Members of the coalition include the U.S. Chamber of Commerce and the conservative Club for Growth. The chamber recently put lawmakers on notice that backing the "chronically flawed policy" could earn them the ire of the powerful business group.
The sugar program costs consumers as much as $3.5 billion a year in higher food prices, the coalition argued.
Under the program, at least 85% of sugar sold in the United States must come from domestic processors. Sugar supplies are managed by the U.S. Department of Agriculture, which tells U.S. sugar companies how much they can sell and limits how much low-tariff sugar can be imported from overseas.
The government also can buy up excess sugar and sell it to ethanol makers--even at a loss--to avoid price slumps. The Congressional Budget Office expects the sugar-to-ethanol portion of the program to cost taxpayers $193 million over the next decade.
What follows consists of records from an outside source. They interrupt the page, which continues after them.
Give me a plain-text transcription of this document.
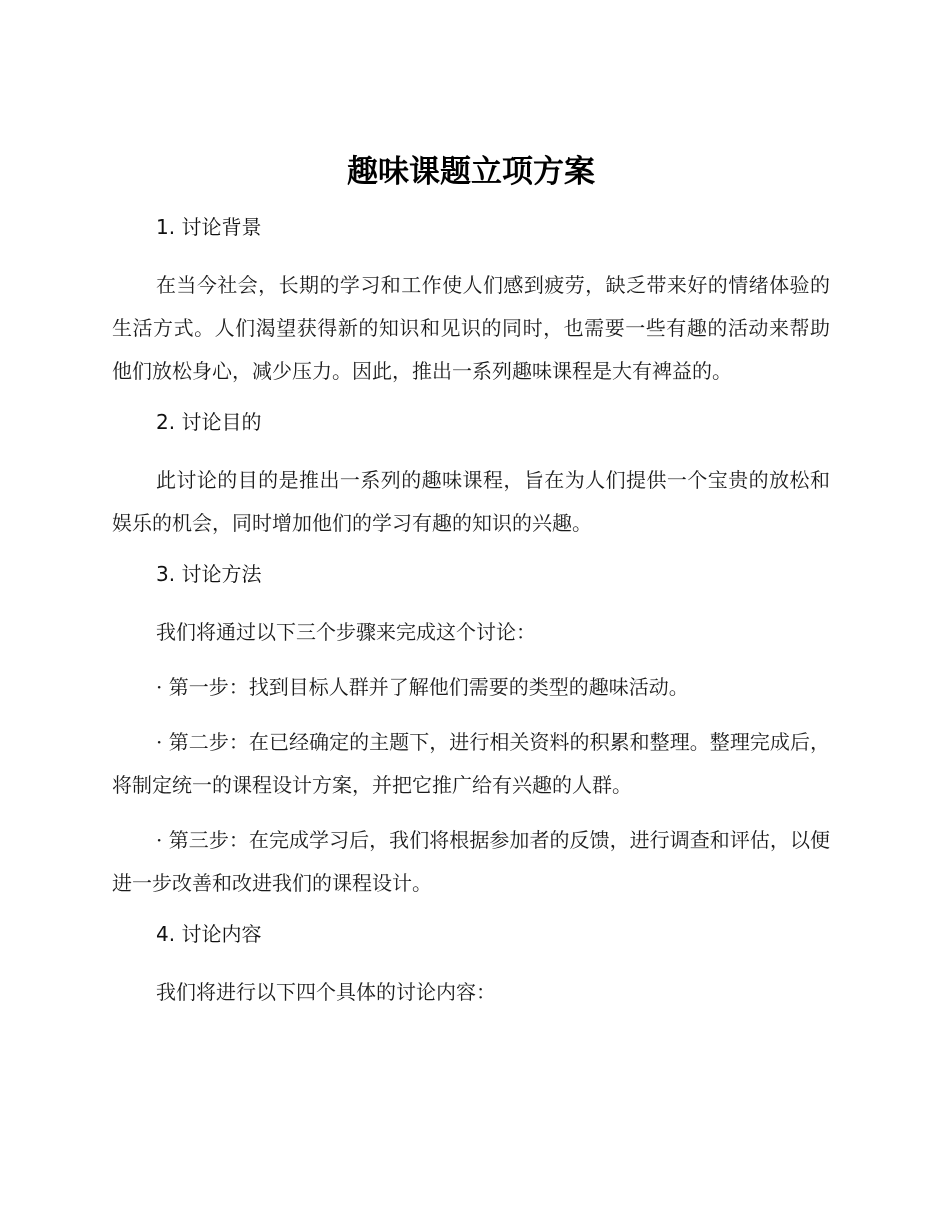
趣味课题立项方案
1. 讨论背景

在当今社会，长期的学习和工作使人们感到疲劳，缺乏带来好的情绪体验的生活方式。人们渴望获得新的知识和见识的同时，也需要一些有趣的活动来帮助他们放松身心，减少压力。因此，推出一系列趣味课程是大有裨益的。

2. 讨论目的

此讨论的目的是推出一系列的趣味课程，旨在为人们提供一个宝贵的放松和娱乐的机会，同时增加他们的学习有趣的知识的兴趣。

3. 讨论方法

我们将通过以下三个步骤来完成这个讨论：

· 第一步：找到目标人群并了解他们需要的类型的趣味活动。

· 第二步：在已经确定的主题下，进行相关资料的积累和整理。整理完成后，将制定统一的课程设计方案，并把它推广给有兴趣的人群。

· 第三步：在完成学习后，我们将根据参加者的反馈，进行调查和评估，以便进一步改善和改进我们的课程设计。

4. 讨论内容

我们将进行以下四个具体的讨论内容：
U.S. sugar producers are guaranteed minimum prices through federal loans that allow them to borrow against their sugar supplies at a specific per-pound rate. If market prices drop below the specified price, producers can forfeit the sugar instead of repaying the loans in cash.
Supporters said the program provides safe, American-made sugar at little cost to taxpayers.
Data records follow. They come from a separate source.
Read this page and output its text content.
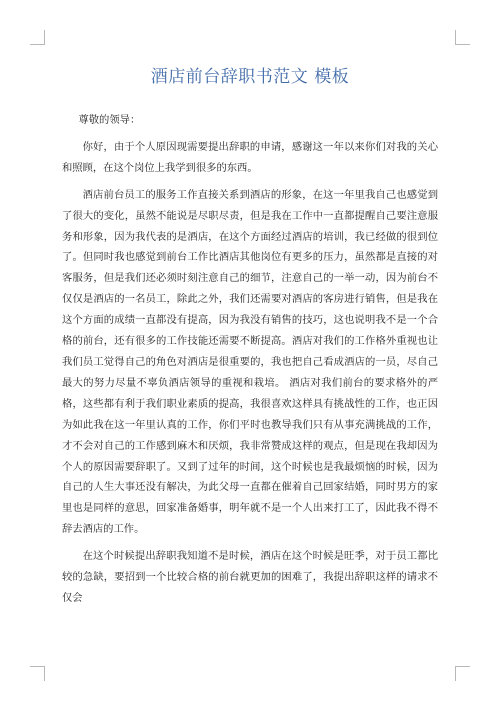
酒店前台辞职书范文 模板

尊敬的领导：

你好，由于个人原因现需要提出辞职的申请，感谢这一年以来你们对我的关心和照顾，在这个岗位上我学到很多的东西。

酒店前台员工的服务工作直接关系到酒店的形象，在这一年里我自己也感觉到了很大的变化，虽然不能说是尽职尽责，但是我在工作中一直都提醒自己要注意服务和形象，因为我代表的是酒店，在这个方面经过酒店的培训，我已经做的很到位了。但同时我也感觉到前台工作比酒店其他岗位有更多的压力，虽然都是直接的对客服务，但是我们还必须时刻注意自己的细节，注意自己的一举一动，因为前台不仅仅是酒店的一名员工，除此之外，我们还需要对酒店的客房进行销售，但是我在这个方面的成绩一直都没有提高，因为我没有销售的技巧，这也说明我不是一个合格的前台，还有很多的工作技能还需要不断提高。酒店对我们的工作格外重视也让我们员工觉得自己的角色对酒店是很重要的，我也把自己看成酒店的一员，尽自己最大的努力尽量不辜负酒店领导的重视和栽培。 酒店对我们前台的要求格外的严格，这些都有利于我们职业素质的提高，我很喜欢这样具有挑战性的工作，也正因为如此我在这一年里认真的工作，你们平时也教导我们只有从事充满挑战的工作，才不会对自己的工作感到麻木和厌烦，我非常赞成这样的观点，但是现在我却因为个人的原因需要辞职了。又到了过年的时间，这个时候也是我最烦恼的时候，因为自己的人生大事还没有解决，为此父母一直都在催着自己回家结婚，同时男方的家里也是同样的意思，回家准备婚事，明年就不是一个人出来打工了，因此我不得不辞去酒店的工作。

在这个时候提出辞职我知道不是时候，酒店在这个时候是旺季，对于员工都比较的急缺，要招到一个比较合格的前台就更加的困难了，我提出辞职这样的请求不仅会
"Otherwise, you're at the mercy of the agencies that set regulations for other countries," said Mickey Seither, an executive at American Sugar Refining, which owns a cane refinery in Crockett, Calif.
"To us, it's much better to be in control of that final product that goes out to consumers," he told the paper.
And the program helps the $20 billion growing and processing industry continue to employ 142,000 workers nationwide, supporters contend. They also question whether food and beverage makers would pass along the savings if sugar prices were lower.
"History has shown that food manufacturers will pocket any savings in ingredient costs to boost their profits instead of passing those savings along to consumers though lower food prices," Phillip Hayes, a spokesperson for the American Sugar Alliance, which represents sugar growers and processors, told the paper.
Wholesale refined sugar prices are down 19% since August 2010, but the price of candy and gum--products that count sugar as their main ingredient--have climbed 7%, he said.